Here is a screen grab of his lovely email (contact info blurred or cropped out):
So tell me Mr G, am I wrong that men have historically dominated, and still dominate, positions of leadership in every area that impacts economic development? Am I wrong that men run almost all large companies in America? Am I wrong that men dominate the fields of infrastructure and construction? Am I wrong that men dominate elected office on the Federal, State and local level? Am I wrong that men dominate in the ownership of architecture and planning firms? Am I wrong that economic development policy has long been promulgated by white men for the benefit of white men, and not women and people of color? Am I wrong that it is men who come up with genius economic development plays, such as building stadiums for billionaires, in the name of economic development?
It’s pretty clear that our current economic development apparatus was created by, and has been run by white men since forever. Now obviously (although maybe not to our friend Mr. G), pointing this out does not mean that EVERY man supports the traditional approach to economic improvement, or wants to see it continue unabated. It’s a pretty big stretch to conflate “it’s not a bad thing to consider changes that have female attributes” to “all men suck.”
The fact that my email planning buddy made this connection means he is being a bitch, a douche, a girlie man, a pussy… it’s interesting, isn’t it, that many of the words we use to put men down are actually ways of calling them out for having female attributes? Are men really so fragile, and are we really so fragile as a nation, that the idea of identifying a set of characteristics as being both female and superior, is controversial, or even wrong? (Outside of our allowed area of traditional female excellence: sweetness, caring, sexiness, enthusiasm and cuteness, of course.)
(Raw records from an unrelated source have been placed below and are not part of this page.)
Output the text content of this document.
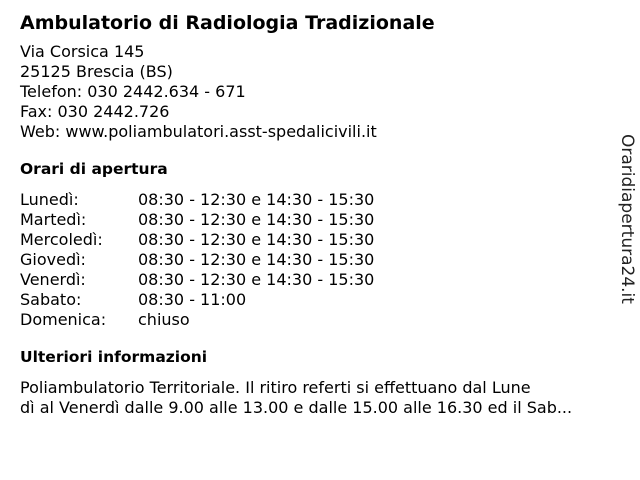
Ambulatorio di Radiologia Tradizionale
Via Corsica 145
25125 Brescia (BS)
Telefon: 030 2442.634 - 671
Fax: 030 2442.726
Web: www.poliambulatori.asst-spedalicivili.it
Orari di apertura
Lunedì:	08:30 - 12:30 e 14:30 - 15:30
Martedì:	08:30 - 12:30 e 14:30 - 15:30
Mercoledì:	08:30 - 12:30 e 14:30 - 15:30
Giovedì:	08:30 - 12:30 e 14:30 - 15:30
Venerdì:	08:30 - 12:30 e 14:30 - 15:30
Sabato:	08:30 - 11:00
Domenica:	chiuso
Ulteriori informazioni
Poliambulatorio Territoriale. Il ritiro referti si effettuano dal Lune
dì al Venerdì dalle 9.00 alle 13.00 e dalle 15.00 alle 16.30 ed il Sab...
Oraridiapertura24.it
The bottom line is that when I think about national and state organizations that have been involved in the “improve what you have” economic development space for a long time, and very successfully, I come up with two groups that are well represented with women in leadership roles: Historic Preservation and National Main Streets. Yep, girls rule!
As a woman, when I publish something in the public realm, I understand I am opening myself to criticism, to people challenging my ideas, and to people disagreeing with me. Bring it on! But let’s be clear that Mr G’s response is none of those things. Instead, its intent is to increase the costs for women to participate in public discussion. It’s like punishment for participation.
Well, your #TimesUp Mr G.
And it’s time for America to unabashedly embrace and celebrate all of the great attributes and approaches women bring to the table. And men need to understand there is NEVER a time when it is okay to reference a woman’s genitals in a professional setting. Period.
The paragraphs from the article Mr G is referencing follow below, and the single reference to each gender in the entire article are in bold text.
You can look at commercial district revitalization in two ways: The first way, which is the common way, and unfortunately not the best way, is to hatch a scheme to get rid of everything that is underperforming and replace it with something else. Bulldoze it, and start over with a blank slate. This approach to economic revitalization is the cornerstone of many well-intentioned plans — the wholesale replacement of entire existing commercial ecosystems. It is also an approach that values typical male attributes: valuing big, valuing new, valuing the deal. This is truly a shame since these districts often have wonderful businesses, owned by locals, that serve as non-traditional anchors pulling from wide trade areas.
The second way to approach these eclectic, local, one-of-a-kind commercial places is to figure out how to improve what is already there. Not only improve, but fully embrace and leverage what is there to ratchet up economic performance and brand. Remember, it’s always easiest to brand around unique and authentic assets, which these districts typically have in spades. Growing your improvement from within, locally and incrementally, instead of imposing it from without, is what I call a female approach to economic development.